Annales BAC 2006 - N’avons-nous de devoirs qu’envers autrui ?

Partager sur Facebook Partager sur Twitter


L'analyse du professeur


Le devoir désigne l’obligation morale qui s’impose à un individu lorsqu’il agit. Cette obligation morale l’assigne à un devoir-être, c’est-à-dire l’enjoint à agir selon une fin qui ne dépend pas de son bon vouloir mais s’impose à sa volonté. Répondre à la question de savoir si nous n’avons de devoirs qu’envers autrui revient alors à poser la question générale de savoir comment se définit le devoir, et à la question plus particulière de comprendre quelle est la place d’autrui dans la définition du devoir. Or il peut semble de prime abord absurde de n’envisager le devoir que comme un rapport à autrui. En effet, on ne voit pas ce qui justifierait que l’obligation morale se borne à la personne d’autrui, qui n’est qu’un élément parmi d’autres dans le monde que nous avons à vivre. Cette évidence se heurte toutefois à une objection majeure, si l’on tâche de définir un peu plus précisément la façon dont nous avons conscience du devoir. Si devoir il y a, il est en effet évident que la règle morale qui s’impose à nous nous oblige vis-à-vis de ce qui n’est pas nous (c’est d’ailleurs le sens littéral de ce que l’on « doit »). Cette règle a donc pour propriété de limiter l’agir d’un individu en considération du respect qu’il doit à autre chose que lui-même. En ce sens, le devoir se justifie parce qu’il entend limite l’intérêt individuel pour protéger une chose aussi digne de valeur que cet intérêt. Il faut donc que la chose soit au moins aussi respectable que l’individu à qui s’impose le devoir. Où se trouve donc justifié le fait que le devoir n’est que devoir envers autrui, puisque seul autrui a une valeur comparable à la mienne.
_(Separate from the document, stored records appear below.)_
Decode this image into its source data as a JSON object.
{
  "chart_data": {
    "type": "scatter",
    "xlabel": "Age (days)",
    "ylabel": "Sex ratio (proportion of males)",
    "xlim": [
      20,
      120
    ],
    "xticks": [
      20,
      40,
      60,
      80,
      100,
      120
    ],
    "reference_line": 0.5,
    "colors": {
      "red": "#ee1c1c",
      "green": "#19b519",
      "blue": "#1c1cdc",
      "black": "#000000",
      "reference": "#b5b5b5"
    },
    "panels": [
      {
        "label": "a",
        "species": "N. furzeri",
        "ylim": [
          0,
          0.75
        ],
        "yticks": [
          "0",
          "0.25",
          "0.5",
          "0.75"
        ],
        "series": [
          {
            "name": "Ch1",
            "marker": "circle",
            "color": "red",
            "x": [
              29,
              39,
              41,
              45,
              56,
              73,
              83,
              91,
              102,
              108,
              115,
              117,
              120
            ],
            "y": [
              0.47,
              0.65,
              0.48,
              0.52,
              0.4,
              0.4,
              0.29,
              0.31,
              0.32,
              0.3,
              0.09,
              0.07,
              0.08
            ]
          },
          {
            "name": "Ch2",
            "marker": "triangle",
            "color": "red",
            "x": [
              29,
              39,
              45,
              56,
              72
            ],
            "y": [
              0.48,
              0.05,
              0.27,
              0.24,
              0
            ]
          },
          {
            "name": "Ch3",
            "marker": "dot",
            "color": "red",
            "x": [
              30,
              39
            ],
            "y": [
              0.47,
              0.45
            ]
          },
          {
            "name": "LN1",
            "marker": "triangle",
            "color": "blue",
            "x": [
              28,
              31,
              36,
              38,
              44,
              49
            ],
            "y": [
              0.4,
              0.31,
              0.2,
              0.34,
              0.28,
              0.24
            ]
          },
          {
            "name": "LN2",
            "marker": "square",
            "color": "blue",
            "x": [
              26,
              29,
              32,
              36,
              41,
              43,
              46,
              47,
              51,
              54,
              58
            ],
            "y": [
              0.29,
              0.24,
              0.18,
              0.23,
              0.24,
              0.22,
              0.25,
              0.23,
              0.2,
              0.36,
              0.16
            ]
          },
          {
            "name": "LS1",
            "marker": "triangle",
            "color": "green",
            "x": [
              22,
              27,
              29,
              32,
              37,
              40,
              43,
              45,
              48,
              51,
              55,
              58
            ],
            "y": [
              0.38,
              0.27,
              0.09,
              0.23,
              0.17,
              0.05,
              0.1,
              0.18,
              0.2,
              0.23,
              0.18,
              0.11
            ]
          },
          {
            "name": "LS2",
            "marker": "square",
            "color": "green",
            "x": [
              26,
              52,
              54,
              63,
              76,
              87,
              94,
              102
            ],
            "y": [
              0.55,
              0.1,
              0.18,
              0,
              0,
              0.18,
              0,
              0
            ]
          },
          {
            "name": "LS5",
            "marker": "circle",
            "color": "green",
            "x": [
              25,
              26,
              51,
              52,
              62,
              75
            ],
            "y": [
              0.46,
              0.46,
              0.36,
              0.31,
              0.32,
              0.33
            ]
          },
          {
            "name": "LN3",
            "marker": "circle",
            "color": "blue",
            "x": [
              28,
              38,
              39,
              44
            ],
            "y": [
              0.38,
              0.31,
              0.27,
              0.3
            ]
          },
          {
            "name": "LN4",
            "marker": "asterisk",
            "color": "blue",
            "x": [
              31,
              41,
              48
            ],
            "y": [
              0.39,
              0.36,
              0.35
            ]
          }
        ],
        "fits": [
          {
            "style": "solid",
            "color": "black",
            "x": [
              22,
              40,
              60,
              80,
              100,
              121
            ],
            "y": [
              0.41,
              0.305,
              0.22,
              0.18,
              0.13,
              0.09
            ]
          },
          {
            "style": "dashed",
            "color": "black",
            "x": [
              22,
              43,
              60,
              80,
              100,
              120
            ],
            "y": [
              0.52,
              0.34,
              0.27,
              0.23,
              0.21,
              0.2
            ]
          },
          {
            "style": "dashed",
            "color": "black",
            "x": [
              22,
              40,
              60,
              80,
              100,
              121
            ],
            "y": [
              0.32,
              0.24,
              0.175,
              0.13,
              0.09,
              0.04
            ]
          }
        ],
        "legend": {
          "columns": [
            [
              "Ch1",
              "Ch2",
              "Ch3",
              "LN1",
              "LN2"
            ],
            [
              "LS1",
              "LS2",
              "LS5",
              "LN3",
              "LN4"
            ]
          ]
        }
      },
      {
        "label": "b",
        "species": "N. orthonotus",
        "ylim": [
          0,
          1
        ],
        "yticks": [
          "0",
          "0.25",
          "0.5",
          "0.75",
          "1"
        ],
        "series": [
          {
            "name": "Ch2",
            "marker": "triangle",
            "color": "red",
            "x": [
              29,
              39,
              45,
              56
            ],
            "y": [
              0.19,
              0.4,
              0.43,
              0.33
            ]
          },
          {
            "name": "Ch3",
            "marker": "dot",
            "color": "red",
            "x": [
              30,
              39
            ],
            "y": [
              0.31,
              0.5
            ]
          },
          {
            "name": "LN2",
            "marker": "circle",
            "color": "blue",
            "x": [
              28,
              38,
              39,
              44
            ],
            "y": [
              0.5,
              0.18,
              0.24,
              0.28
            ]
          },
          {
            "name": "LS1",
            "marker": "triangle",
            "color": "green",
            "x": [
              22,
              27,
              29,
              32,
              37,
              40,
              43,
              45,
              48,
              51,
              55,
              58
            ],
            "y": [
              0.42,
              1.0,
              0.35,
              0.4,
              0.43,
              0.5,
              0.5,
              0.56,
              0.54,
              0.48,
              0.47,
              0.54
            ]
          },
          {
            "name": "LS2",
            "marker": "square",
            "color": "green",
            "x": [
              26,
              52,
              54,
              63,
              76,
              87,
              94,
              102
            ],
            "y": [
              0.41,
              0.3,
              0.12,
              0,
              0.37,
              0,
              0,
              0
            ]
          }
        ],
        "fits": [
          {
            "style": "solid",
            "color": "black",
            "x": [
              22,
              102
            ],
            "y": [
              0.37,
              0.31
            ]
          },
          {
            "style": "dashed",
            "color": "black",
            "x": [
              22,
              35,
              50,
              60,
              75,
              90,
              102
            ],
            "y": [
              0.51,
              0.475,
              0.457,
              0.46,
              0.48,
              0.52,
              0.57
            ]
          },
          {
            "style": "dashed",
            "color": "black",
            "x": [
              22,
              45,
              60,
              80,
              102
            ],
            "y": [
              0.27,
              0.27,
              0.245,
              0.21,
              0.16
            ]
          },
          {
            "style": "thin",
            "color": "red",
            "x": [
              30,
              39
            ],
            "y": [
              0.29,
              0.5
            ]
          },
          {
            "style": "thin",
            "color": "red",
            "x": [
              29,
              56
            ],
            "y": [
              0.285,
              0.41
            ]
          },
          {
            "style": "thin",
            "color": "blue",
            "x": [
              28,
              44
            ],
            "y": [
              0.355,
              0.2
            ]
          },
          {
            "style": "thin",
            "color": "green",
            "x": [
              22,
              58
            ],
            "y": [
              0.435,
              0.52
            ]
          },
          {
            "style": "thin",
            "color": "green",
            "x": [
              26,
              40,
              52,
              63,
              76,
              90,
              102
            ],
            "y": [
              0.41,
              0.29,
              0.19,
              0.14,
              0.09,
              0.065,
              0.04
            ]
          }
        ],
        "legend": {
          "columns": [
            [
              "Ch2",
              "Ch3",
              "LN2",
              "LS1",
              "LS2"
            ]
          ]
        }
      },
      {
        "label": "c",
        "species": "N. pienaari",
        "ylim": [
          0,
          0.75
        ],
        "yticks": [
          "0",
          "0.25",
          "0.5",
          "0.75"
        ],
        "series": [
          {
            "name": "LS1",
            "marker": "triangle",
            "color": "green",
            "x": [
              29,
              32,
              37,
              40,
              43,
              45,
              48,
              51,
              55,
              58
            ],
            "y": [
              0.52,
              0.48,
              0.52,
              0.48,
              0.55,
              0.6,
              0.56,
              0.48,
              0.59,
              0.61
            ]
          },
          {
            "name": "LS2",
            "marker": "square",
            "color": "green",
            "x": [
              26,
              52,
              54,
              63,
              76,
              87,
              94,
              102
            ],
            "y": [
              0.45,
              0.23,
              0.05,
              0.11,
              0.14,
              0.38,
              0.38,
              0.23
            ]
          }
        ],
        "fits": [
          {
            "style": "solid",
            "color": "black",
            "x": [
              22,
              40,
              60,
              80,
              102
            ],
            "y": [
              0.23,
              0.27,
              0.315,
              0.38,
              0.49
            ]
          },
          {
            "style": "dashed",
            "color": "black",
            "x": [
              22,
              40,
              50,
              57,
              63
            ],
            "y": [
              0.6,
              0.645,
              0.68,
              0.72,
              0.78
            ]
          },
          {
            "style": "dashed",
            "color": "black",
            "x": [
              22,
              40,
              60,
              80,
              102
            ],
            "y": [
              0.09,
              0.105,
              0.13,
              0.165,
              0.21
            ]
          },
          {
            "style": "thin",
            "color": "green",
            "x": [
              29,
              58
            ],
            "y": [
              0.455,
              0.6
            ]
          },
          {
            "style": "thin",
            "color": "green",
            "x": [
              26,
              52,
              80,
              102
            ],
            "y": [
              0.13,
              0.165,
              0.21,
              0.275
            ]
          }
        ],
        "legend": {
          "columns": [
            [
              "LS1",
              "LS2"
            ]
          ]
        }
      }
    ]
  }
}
Le problème qui se pose alors est, plus fondamentalement, celui de savoir dans quelle mesure cette conception du devoir est authentiquement morale, puisqu’elle semble en fait purement utilitariste, en ne privilégiant comme critère de devoir que la valeur de chaque individu.

[...]

Plan proposé

Partie 1

a

Le devoir est une règle morale qui s’impose à un individu lorsqu’il agit, et a pour but de limiter sa propre action à l’égard d’une chose conçue comme extérieure à lui.

b

En ce sens, le devoir s’oppose au droit, et c’est l’équilibre des droits et des devoirs qui permet à des individus de coexister.

Cette définition du devoir ne semble pas alors exclure la possibilité de devoir envers autre chose qu’une autre personne, puisque rien ne dit a priori que les choses ne sont pas autant digne de respect que les hommes.

Partie 2

a

Cette manière de concevoir le devoir appelle donc une réflexion sur ce qui fonde la valeur des choses pour un esprit humain.

b

Poser ainsi la question renvoie alors à la manière dont se construisent les jugements de valeur humains. Or, la raison humaine a pour propriété d’évaluer les choses en fonction de normes qui sont directement déduite de la conscience qu’il a de lui-même.

c

En ce sens, si les choses ne sont pas libres comme l’homme, et s’il est possible de dire que seul un homme peut avoir la même valeur qu’un autre homme, il semble nécessaire de conclure que nous n’avons de devoir qu’envers nous-mêmes (en tant que membre de l’humanité) ou envers autrui.

Partie 3

a

Toutefois, cette manière anthropocentrique de concevoir le devoir est passablement problématique, dans la mesure où elle postule pour vrai ce qui n’est qu’une déficience ou une limite de la raison humaine. Autrement dit, ce n’est pas parce que nous ne sommes pas capables de nous mettre à la place d’un arbre ou d’un animal qu’ils ne sont pas dignes de respect.

b

Dès lors, il semble nécessaire de reconnaître que nous avons par principe des devoirs envers les choses, et pas seulement envers autrui ou nous-mêmes. Le problème est toutefois que nous ne savons quels devoirs précis nous avons alors envers les choses.

c

Il semble alors nécessaire de substituer à l’absence de connaissance précise des devoirs que nous avons envers les autres choses un principe de précaution. Autrement dit, nous devons agir prudemment pour ne pas mettre en péril l’existence de choses que nous sommes incapables d’évaluer, ce qui nous oblige à agir de façon responsable et à affirmer un devoir envers toute chose.